Com um raio que atacou o Vaticano e o anúncio da resignação de Bento XVI, assistimos ontem ao início de uma telenovela que só terminará certamente daqui a mais de um mês, quando fumo branco anunciar que há um novo chefe para a Igreja. Entretanto, estamos já em pleno Toto-Papa, sobem as cotações nos mercados de apostas e os jornalistas exultam.
Mas talvez valha a pena recuar umas décadas na vida do futuro ex-Papa.
Como é sabido, houve uma clara retracção a nível de Roma nos anos que se seguiram ao encerramento do Vaticano II, que teve lugar em 1965. Mas o que é menos conhecido é que existiu então um fortíssimo movimento de teólogos que não se conformaram com os factos e que reivindicaram o seu direito à liberdade de pensamento e de expressão dentro da Igreja. Exprimiram-no num documento publicado simultaneamente num jornal italiano e num outro alemão, em 16 de Dezembro de 1968: «Declaração sobre a liberdade e a função dos teólogos na Igreja». O texto chegou a 1.360 assinaturas, mas os promotores foram 38 – os principais e mais avançados teólogos ligados ao Concílio, entre os quais... Joseph Ratzinger. (Não é fácil encontrar o referido documento, mas os interessados podem lê-lo aqui.)
Trata-se de um ataque muito violento contra a Congregação para a Doutrina da Fé, a mesma que foi presidida muito mais tarde por Ratzinger até ser eleito papa (onde ganhou a alcunha de «rottweiler de Deus»), com uma descrição pormenorizada de muitas exigências, quanto a modo de funcionamento e a direitos considerados fundamentais. Um pequeno excerto para se ver o «tom»:
«Os teólogos abaixo-assinados vêem-se constrangidos e na obrigação de chamar abertamente e pela mais grave forma a atenção para o facto de a liberdade dos teólogos e da teologia ao serviço da Igreja, reconquistada pelo Segundo Concílio do Vaticano, não dever ser hoje posta em perigo. [...] Pretendemos que se respeite a nossa liberdade todas as vezes que, pela palavra ou por escrito, comunicamos as nossas convicções teológicas fundamentadas e o fazemos pela aplicação do melhor do nosso saber e da nossa consciência.»

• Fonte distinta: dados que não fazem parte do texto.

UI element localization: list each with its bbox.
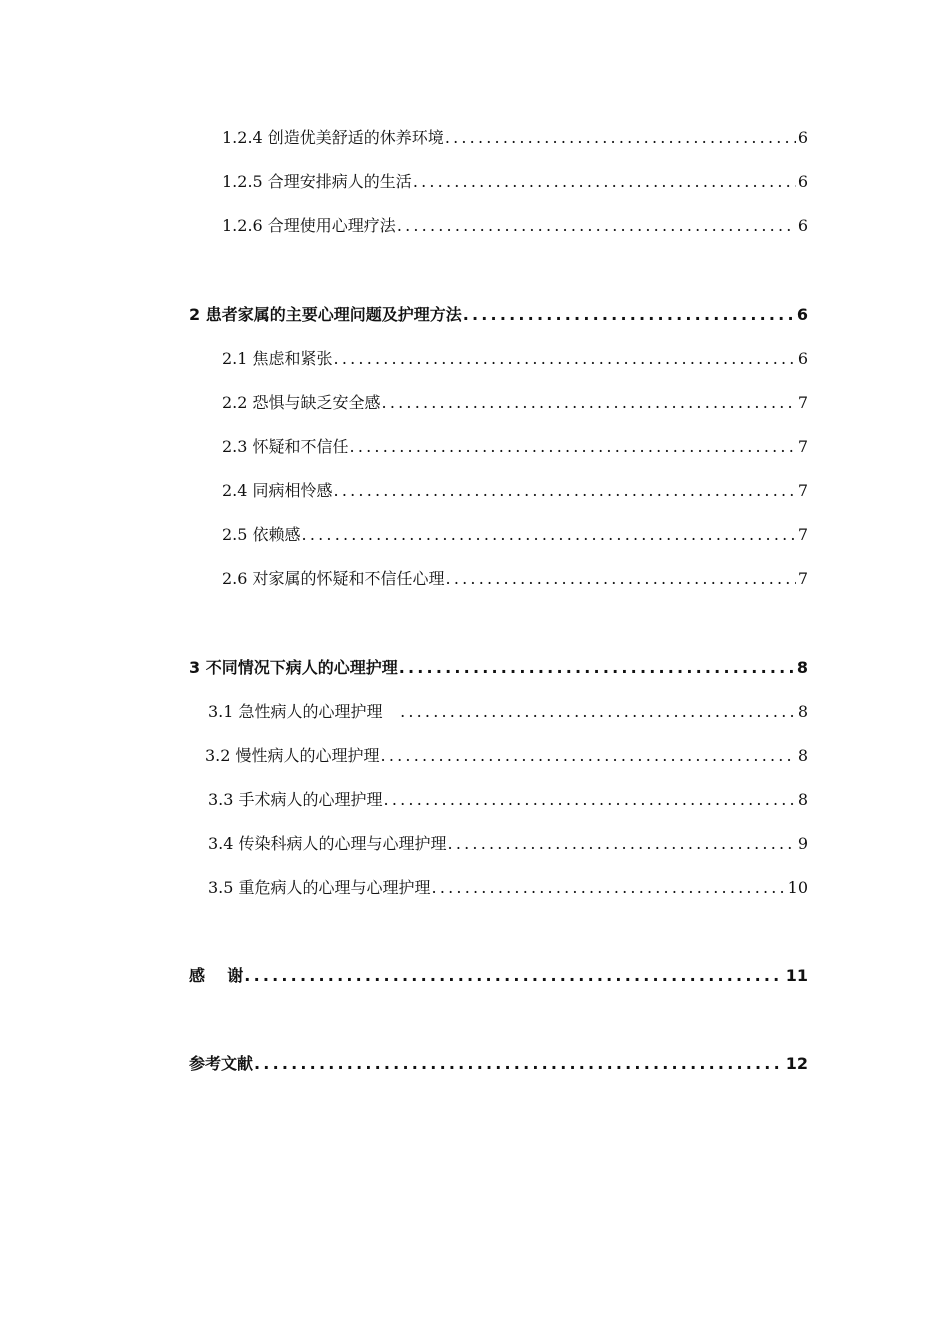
toc-page-number: 6 <box>797 172 808 191</box>
dot-leader <box>244 961 783 991</box>
toc-entry-label: 3.5 重危病人的心理与心理护理 <box>208 878 431 897</box>
toc-page-number: 8 <box>797 702 808 721</box>
toc-entry-3-3[interactable] <box>208 785 808 815</box>
toc-page-number: 9 <box>797 834 808 853</box>
dot-leader <box>413 167 796 197</box>
dot-leader <box>400 697 796 727</box>
toc-entry-2-6[interactable] <box>222 564 808 594</box>
dot-leader <box>448 829 796 859</box>
toc-page-number: 7 <box>797 569 808 588</box>
toc-page-number: 6 <box>797 216 808 235</box>
toc-entry-label: 2 患者家属的主要心理问题及护理方法 <box>189 305 462 324</box>
toc-entry-label: 1.2.6 合理使用心理疗法 <box>222 216 396 235</box>
toc-page-number: 12 <box>785 1054 808 1073</box>
toc-entry-chapter-2[interactable] <box>189 300 808 330</box>
toc-page-number: 7 <box>797 437 808 456</box>
dot-leader <box>382 388 796 418</box>
toc-entry-3-2[interactable] <box>205 741 808 771</box>
toc-entry-label: 参考文献 <box>189 1054 254 1073</box>
toc-entry-1-2-5[interactable] <box>222 167 808 197</box>
toc-entry-label: 感 谢 <box>189 966 244 985</box>
toc-page-number: 6 <box>797 349 808 368</box>
dot-leader <box>334 476 796 506</box>
toc-page-number: 8 <box>796 658 808 677</box>
toc-entry-acknowledgements[interactable] <box>189 961 808 991</box>
toc-entry-label: 2.5 依赖感 <box>222 525 301 544</box>
dot-leader <box>399 653 795 683</box>
toc-entry-2-3[interactable] <box>222 432 808 462</box>
toc-entry-3-5[interactable] <box>208 873 808 903</box>
dot-leader <box>302 520 796 550</box>
toc-entry-label: 2.3 怀疑和不信任 <box>222 437 349 456</box>
toc-entry-2-4[interactable] <box>222 476 808 506</box>
toc-entry-label: 3.3 手术病人的心理护理 <box>208 790 383 809</box>
toc-page-number: 7 <box>797 525 808 544</box>
dot-leader <box>334 344 796 374</box>
toc-entry-3-1[interactable] <box>208 697 808 727</box>
toc-page-number: 6 <box>797 128 808 147</box>
dot-leader <box>463 300 795 330</box>
toc-page-number: 7 <box>797 393 808 412</box>
toc-entry-2-1[interactable] <box>222 344 808 374</box>
toc-page-number: 8 <box>797 746 808 765</box>
toc-entry-label: 2.1 焦虑和紧张 <box>222 349 333 368</box>
toc-entry-1-2-6[interactable] <box>222 211 808 241</box>
toc-entry-3-4[interactable] <box>208 829 808 859</box>
toc-entry-2-2[interactable] <box>222 388 808 418</box>
dot-leader <box>384 785 796 815</box>
toc-page-number: 6 <box>796 305 808 324</box>
toc-page-number: 10 <box>787 878 808 897</box>
toc-entry-label: 3.1 急性病人的心理护理 <box>208 702 383 721</box>
toc-entry-label: 2.6 对家属的怀疑和不信任心理 <box>222 569 445 588</box>
toc-entry-label: 1.2.4 创造优美舒适的休养环境 <box>222 128 444 147</box>
toc-entry-label: 3 不同情况下病人的心理护理 <box>189 658 398 677</box>
toc-page-number: 8 <box>797 790 808 809</box>
toc-page-number: 11 <box>785 966 808 985</box>
toc-entry-label: 3.2 慢性病人的心理护理 <box>205 746 380 765</box>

Quando e porquê se retraiu o ainda actual Papa? Hans Küng, um velho compagnon de route e, mais tarde, epicentro de fortes divergências, pensa que Ratzinger se assustou muito com as repercussões do Maio de 68 e que terá iniciado aí a sua «involução».
Talvez mas julgo que não só. Já o escrevi dezenas de vezes e repito: «Com a distância que o tempo cria, parece hoje evidente que o Concílio não desiludiu por acaso ou por engano. O que se passou foi que a Igreja, ao mais alto nível, recuou, num sábio exercício de sobrevivência. A pesada pirâmide sobreviveu a um terramoto – abanou, mas não ruiu. A grande diferença em relação ao que se passou muito mais tarde numa outra pirâmide, a da União Soviética, foi que a Igreja resistiu quando percebeu que estava ameaçada. Durante o Concílio, também ela arriscou uma glasnost, uma abertura à sua maneira. Iniciou então um tímido aggiornamento, mas travou-o a tempo de não deixar que ele se transformasse em perestroika.»
Como muitos outros, Ratzinger entrou nesta onda, a partir do final da década de 70, e nunca mais fez marcha atrás. Muito pelo contrário. E destes quase oito anos de reinado, apesar de algumas iniciativas talvez louváveis, ficará a marca de um triste e nocivo conservadorismo, no início de um século, que tanto teria beneficiado de rasgos de audácia e de coragem de uma pessoa inegavelmente inteligente e culta e com a projecção universal que a função lhe concedeu.
A sua despedida, em latim, no ano da graça de 2013, foi mais do que simbólica: falou para dentro e só uma jornalista o entendeu.
A sua despedida, em latim, no ano da graça de 2013, foi mais do que simbólica: falou para dentro e só uma jornalista o entendeu.